If you’re sexually active and the burning started after a new partner or unprotected sex, STI testing is worth doing even if the symptoms seem minor. Both infections are easily treated, but left alone they can cause serious complications including pelvic inflammatory disease and fertility problems.
Chronic Bladder Conditions
When burning keeps returning but urine tests come back negative for bacteria, interstitial cystitis (also called painful bladder syndrome) is a possibility. This condition causes chronic bladder pressure and pain, including burning during urination, without any detectable infection. Symptoms tend to flare and fade, which matches the “sometimes” pattern many people notice.
Diet is one of the biggest flare triggers. Research from the National Institute of Diabetes and Digestive and Kidney Diseases identifies several common culprits: citrus juices, coffee, tea, soda, alcohol, tomatoes and tomato-based sauces, spicy foods, chocolate, and artificial sweeteners. If you notice the burning tends to follow specific meals or drinks, keeping a food diary for a couple of weeks can help you identify your personal triggers. Many people with interstitial cystitis find that eliminating a few key foods dramatically reduces their symptoms.
Causes Specific to Men
Prostatitis, or inflammation of the prostate gland, is a common cause of burning urination in men. The chronic form produces symptoms that come and go or stay mild all the time: burning or pain during urination, discomfort in the groin or lower back, and sometimes pain during or after ejaculation. The acute form hits suddenly and severely, with fever, chills, and intense burning.
Pain that appears after urination rather than during it can point to a prostate or bladder issue rather than a urethral one. Chronic prostatitis sometimes also causes pain in the urethra or penis that lingers after you’ve finished urinating. This pattern is distinct from a UTI, where the burning is typically worst during the stream itself.

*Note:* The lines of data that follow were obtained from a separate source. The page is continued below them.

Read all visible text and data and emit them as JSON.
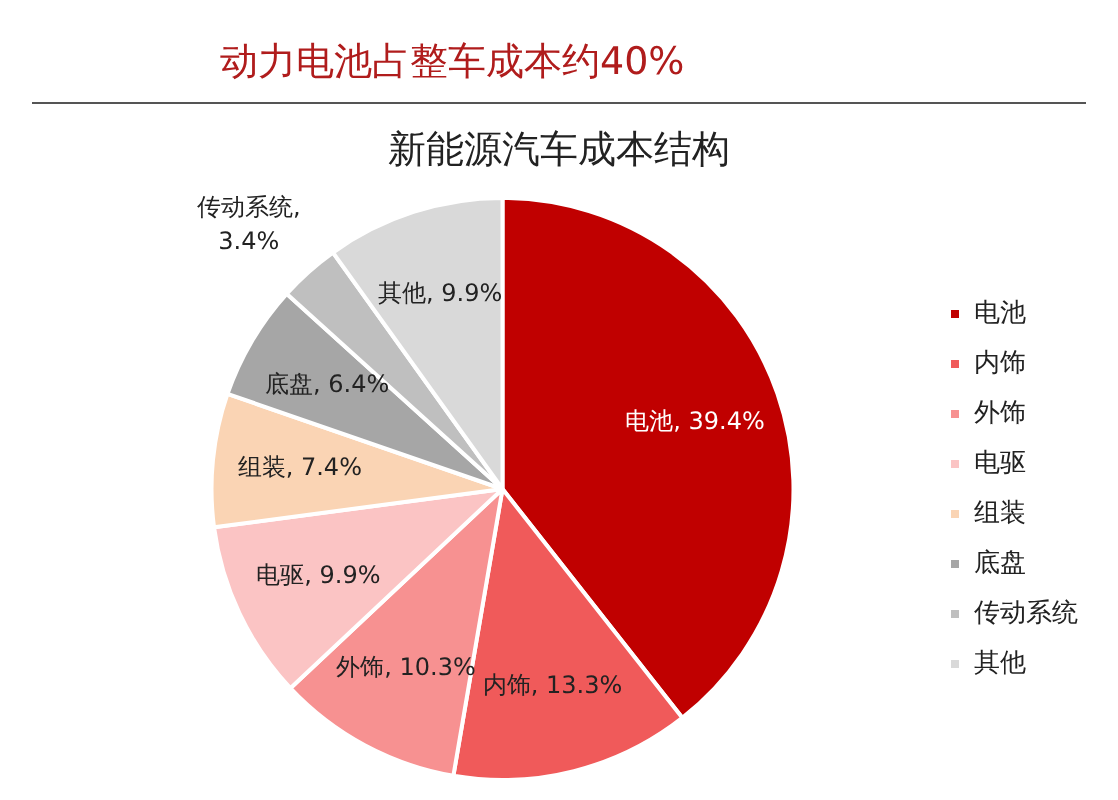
{
  "chart_data": {
    "type": "pie",
    "title": "动力电池占整车成本约40%",
    "subtitle": "新能源汽车成本结构",
    "categories": [
      "电池",
      "内饰",
      "外饰",
      "电驱",
      "组装",
      "底盘",
      "传动系统",
      "其他"
    ],
    "values": [
      39.4,
      13.3,
      10.3,
      9.9,
      7.4,
      6.4,
      3.4,
      9.9
    ],
    "colors": [
      "#c00000",
      "#f05a5a",
      "#f79191",
      "#fbc4c4",
      "#fad4b4",
      "#a6a6a6",
      "#bfbfbf",
      "#d9d9d9"
    ],
    "value_labels": [
      "电池, 39.4%",
      "内饰, 13.3%",
      "外饰, 10.3%",
      "电驱, 9.9%",
      "组装, 7.4%",
      "底盘, 6.4%",
      "传动系统, 3.4%",
      "其他, 9.9%"
    ],
    "legend": "right"
  }
}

Causes Specific to Women After Menopause
Declining estrogen levels during and after menopause cause the tissues lining the vagina and urethra to become thinner, drier, and more fragile. This condition, called genitourinary syndrome of menopause, affects up to half of postmenopausal women. The thinned urethral tissue is more vulnerable to irritation, which can produce burning during urination along with increased urgency and frequency. Because hormone levels fluctuate, especially during perimenopause, the symptoms can appear intermittently before becoming more consistent.
How to Figure Out What’s Causing Yours
Start by noticing the pattern. When does the burning happen: every time, or only on certain days? Does it correlate with how much water you’ve had, what you ate or drank, sexual activity, or products you used? Burning that shows up after coffee, alcohol, or a dehydrated day and disappears with a few glasses of water is likely concentration or dietary irritation. Burning that comes with cloudy urine, odor, or fever is more likely infectious.
Over-the-counter UTI test strips, which detect white blood cells and bacteria byproducts in your urine, have a sensitivity around 99 percent and specificity of 98 percent. They’re a reasonable first step if you want to check before making an appointment. A positive result means a UTI is very likely. A negative result makes infection less probable, though it doesn’t rule out STIs or non-infectious causes.
Symptoms That Need Prompt Attention
Most causes of intermittent burning are manageable and not dangerous, but certain symptoms alongside the burning signal something more serious. Fever suggests the infection may have spread beyond the bladder. Back pain or pain in your side (flank pain) can indicate a kidney infection. Blood in the urine, foul-smelling or very cloudy urine, or unusual discharge from the penis or vagina all warrant a medical visit rather than a wait-and-see approach. Pregnant women should flag any urinary burning to their care team, since even mild UTIs during pregnancy carry higher risks.